Après le dîner organisé pour clôturer le séminaire de la Douane sur la lutte contre la contrefaçon, les artistes ont eu, ce samedi, une nouvelle opportunité de diagnostiquer le mal qui gangrène leur secteur. Et les réponses du Premier ministre semblent ébaucher un plan d'urgence de sauvegarde de l'industrie musicale.
C'est au plus tard ce jeudi 14 décembre 2006 qu"un décret sera pris pour la mise sur pied d'une brigade de lutte contre la piraterie, à compétence nationale'. L'information est sortie de la réunion, tenue ce samedi entre l'Association des métiers de la musique du Sénégal (Ams), la Coalition interprofessionnelle des producteurs et éditeurs phonographiques (Cipeps) et le Premier ministre, Macky Sall. Ainsi, dès ce lundi les propositions des artistes, sollicitées par le chef du gouvernement, devraient commencer à tomber sur la table de Macky Sall.
Président de l'Ams et Pca du Bureau sénégalais du droit d'auteur, Aziz Dieng informe que la réunion a également permis d'échanger sur la nécessité de faire voter une nouvelle loi sur le droit d'auteur et les droits voisins. Et sur ce point précis, soutient notre interlocuteur, 'les artistes ont demandé qu'on leur laisse un peu de temps, notamment d'ici la fin du mois de janvier 2007, pour proposer une démarche consensuelle'.

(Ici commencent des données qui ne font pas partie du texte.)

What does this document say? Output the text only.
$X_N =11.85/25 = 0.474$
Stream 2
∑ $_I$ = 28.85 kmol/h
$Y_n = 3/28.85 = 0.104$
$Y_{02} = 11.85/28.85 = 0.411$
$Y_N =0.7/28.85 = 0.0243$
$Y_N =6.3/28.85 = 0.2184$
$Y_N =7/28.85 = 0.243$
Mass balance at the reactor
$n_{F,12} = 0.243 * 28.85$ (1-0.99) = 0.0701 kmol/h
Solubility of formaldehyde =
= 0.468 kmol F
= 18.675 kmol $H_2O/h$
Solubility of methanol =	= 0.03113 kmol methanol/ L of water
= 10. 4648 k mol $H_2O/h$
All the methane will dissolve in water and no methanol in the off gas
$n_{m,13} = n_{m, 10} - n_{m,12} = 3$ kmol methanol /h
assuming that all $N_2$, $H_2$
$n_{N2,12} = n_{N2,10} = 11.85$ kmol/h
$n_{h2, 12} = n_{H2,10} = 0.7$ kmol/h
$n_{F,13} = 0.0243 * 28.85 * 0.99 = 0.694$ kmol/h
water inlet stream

En attendant de faire apprécier leurs points de vue sur la question du droit d'auteur, les artistes ont pu quand même enregistrer quelques points significatifs de leurs revendications. Avec notamment la 'décision prise d'autorité par le Premier ministre de revoir à la hausse les droits de radiodiffusion au titre de la redevance annuelle de la Rts, qui sont passés de 25 à 40 millions de nos francs, en attendant'. Même si, fait remarquer le patron de l'Ams, la revendication des artistes est que la Rts soit alignée au même niveau que les radios privées. Mieux, les artistes demandent que cette redevance soit fixée à 250 millions.
Autre point phare du plan de sauvetage de l'industrie musicale, tel que conçu par Macky Sall : une nouvelle approche dans l'application des impôts sur les revenus des artistes. 'Le Premier ministre, rapporte Aziz Dieng, demande à tous les artistes qui subissent une pression fiscale de prendre attache avec le ministre des Finances. Ce dernier pourrait même 'traiter au cas par cas les artistes avec bienveillance'. Cette mesure devrait permettre, de l'avis du manager de Baaba Maal, de réparer une injustice causée aux artistes.
'Depuis 1992, année à laquelle l'Etat a commencé à appliquer cet impôt sur le revenu, les artistes vivent un véritable calvaire', se désole Mbassou Niang. Aujourd'hui, sur un billet à 500 francs pour un spectacle, explique le manager du Daandé Lé-ol, les artistes y défalquent quelque 43 % de taxes. Avec notamment 15 % pour la municipalité et autant pour le Fonds d'aide, 5 % vont au Pps, logé au ministère des Finances et 8,5 % sont reversés au Bsda pour le droit d'auteur.
Le pire dans cette situation, analyse Mbassou Niang, est qu'au moment où le Sénégal se singularise dans l'application de cet impôt sur le revenu, le prix de la cassette ne connaît pas d'évolution. Elle se monnaye en 2006 comme en 1985, au prix de 1 000 francs.